И довольно быстро в дверях появился Билл Брок, с улыбкой одновременно хитрой и застенчивой: «Майк, ну как ты тут?» — и в этот момент, как потом оказалось, эпоха до Бельвю подошла к концу.
Когда его выпустили из Бельвю, он обнаружил, что боится всего, причем постоянно. От одного только звука сирены на улице, даже очень отдаленного, кровь застывала в жилах, и от одного только вида полицейского тоже, причем от любого полицейского и где угодно. При виде молодых негров он тоже старался спрятаться, особенно если они были высокие и сильные, потому что они все казались ему санитарами из Бельвю.
Если бы у него тогда была машина, он боялся бы на ней ездить — наверное, не смог бы даже завестись и включить передачу, потому что, если завести двигатель и включить передачу, может произойти какая угодно гадость. Пешком ходить было тоже страшно, особенно когда надо было переходить широкие улицы; ему даже не нравилось сворачивать за угол, потому что никогда не знаешь, что тебя там поджидает.
Теперь он думал, что эта трусоватая нерешительность — не важно, скрывал он ее или нет, — всегда была основой его характера. Ведь в душе он всегда боялся всех парней на школьном дворе. Ведь он всегда ненавидел футбол — играл только потому, что от него этого ждали. Поначалу даже бокс вызывал жуткий страх, пока его не научили, как переставлять ноги, переносить вес и работать руками. Что же до службы бортовым стрелком, упоминание о которой столько лет производило на стольких людей такое огромное впечатление, то тут он с самого начала знал, что «мужество» или «выдержка» были в данном случае самыми неподходящими словами. Тебя посылали в небо с девятью другими людьми; ты делал все, что мог, и спасало тебя только старое армейское умение не высовываться. Было понятно, что война уже на исходе и что шансы выжить имеются — не будут же эти боевые вылеты продолжаться до бесконечности, — и каждый раз после возвращения в Англию было приятно слышать, что другие ребята тоже говорят, что едва не обделались от страха.

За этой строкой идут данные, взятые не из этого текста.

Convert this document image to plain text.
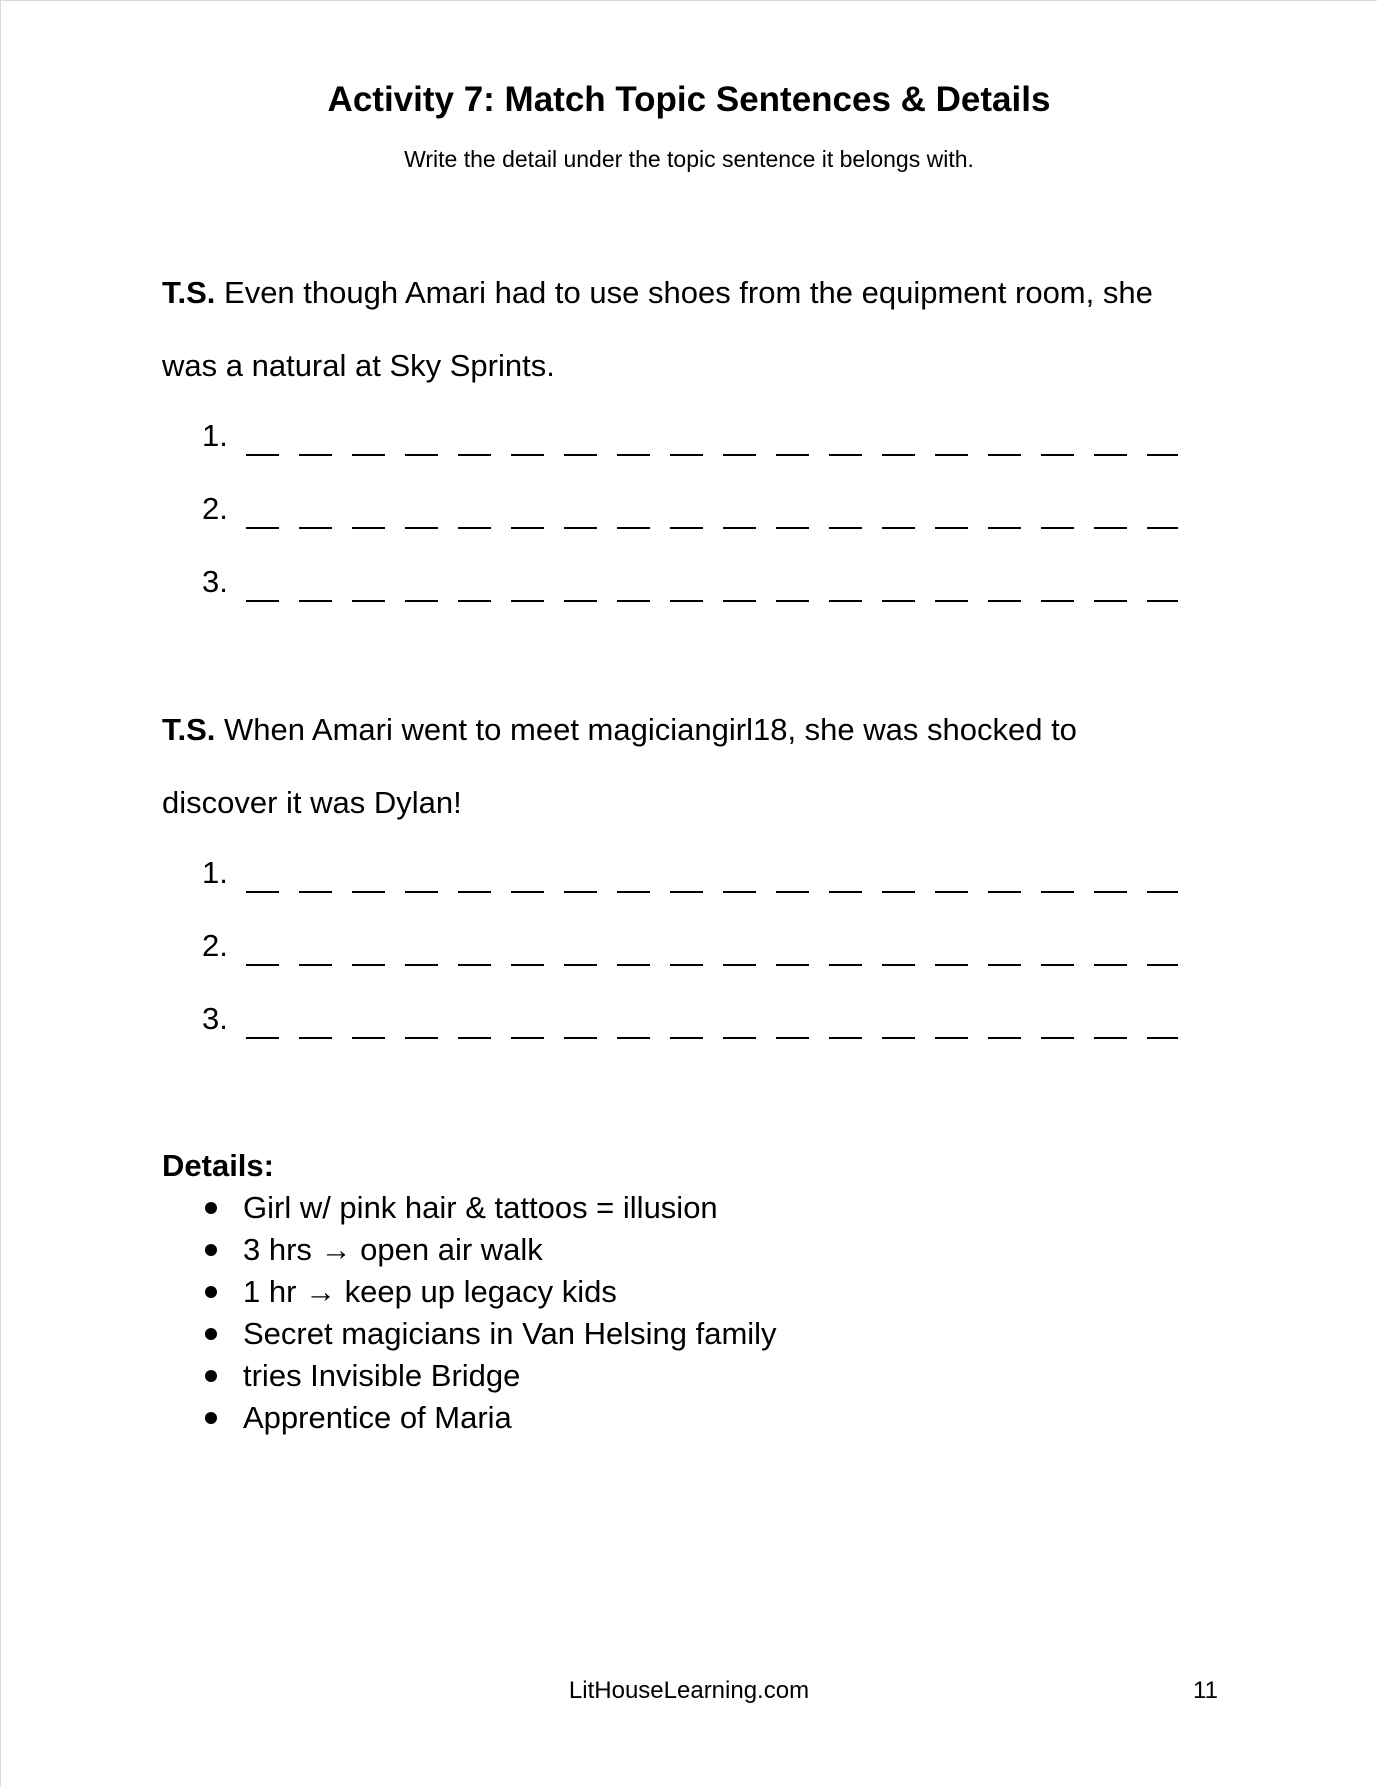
Activity 7: Match Topic Sentences & Details
Write the detail under the topic sentence it belongs with.
T.S. Even though Amari had to use shoes from the equipment room, she
was a natural at Sky Sprints.
1.
2.
3.
T.S. When Amari went to meet magiciangirl18, she was shocked to
discover it was Dylan!
1.
2.
3.
Details:
Girl w/ pink hair & tattoos = illusion
3 hrs → open air walk
1 hr → keep up legacy kids
Secret magicians in Van Helsing family
tries Invisible Bridge
Apprentice of Maria
LitHouseLearning.com	11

Теперь он каждый день с дрожью приближался к аптечке и в назначенный час, без единого пропуска, глотал все таблетки, которые ему выписали в психушке, а раз в неделю покорно тащился в Бельвю на прием к гватемальцу, который должен был наблюдать его амбулаторно.
— Представьте, что ваш мозг — электрическая цепь, — говорил ему гватемалец. — Куда более сложная, естественно, но в одном отношении сходная: стоит перегрузить один элемент, — и он поднял указательный палец, чтобы подчеркнуть свою мысль, — как из строя выходит вся система. Цепь рассыпается, свет гаснет. Так вот, в вашем случае такая опасность действительно есть, источник ее понятен, и выход возможен только один: бросьте пить.
И Майкл Дэвенпорт не пил ровно год.
— Целый год, — говорил он потом каждому, кто позволял себе в этом усомниться, или тем, кому это воздержание не казалось особым достижением. — Ни грамма алкоголя за двенадцать месяцев, даже кружки пива не выпил — вы можете себе представить? — и все потому, что какой-то сраный лекарь напугал меня тем, что от алкоголя у меня мозги замкнет, и я чуть в штаны не наложил. Я и так-то половину времени хожу до смерти напуганный, как и все в этом мире, но я больше не трус, черт меня побери, и в этом вся разница.
Он обнаружил, что трахаться он тоже теперь может, и был так благодарен девушке, которая это доказала, что готов был расплакаться и от всего сердца поблагодарить ее, как только все было кончено, однако сумел от этого порыва удержаться.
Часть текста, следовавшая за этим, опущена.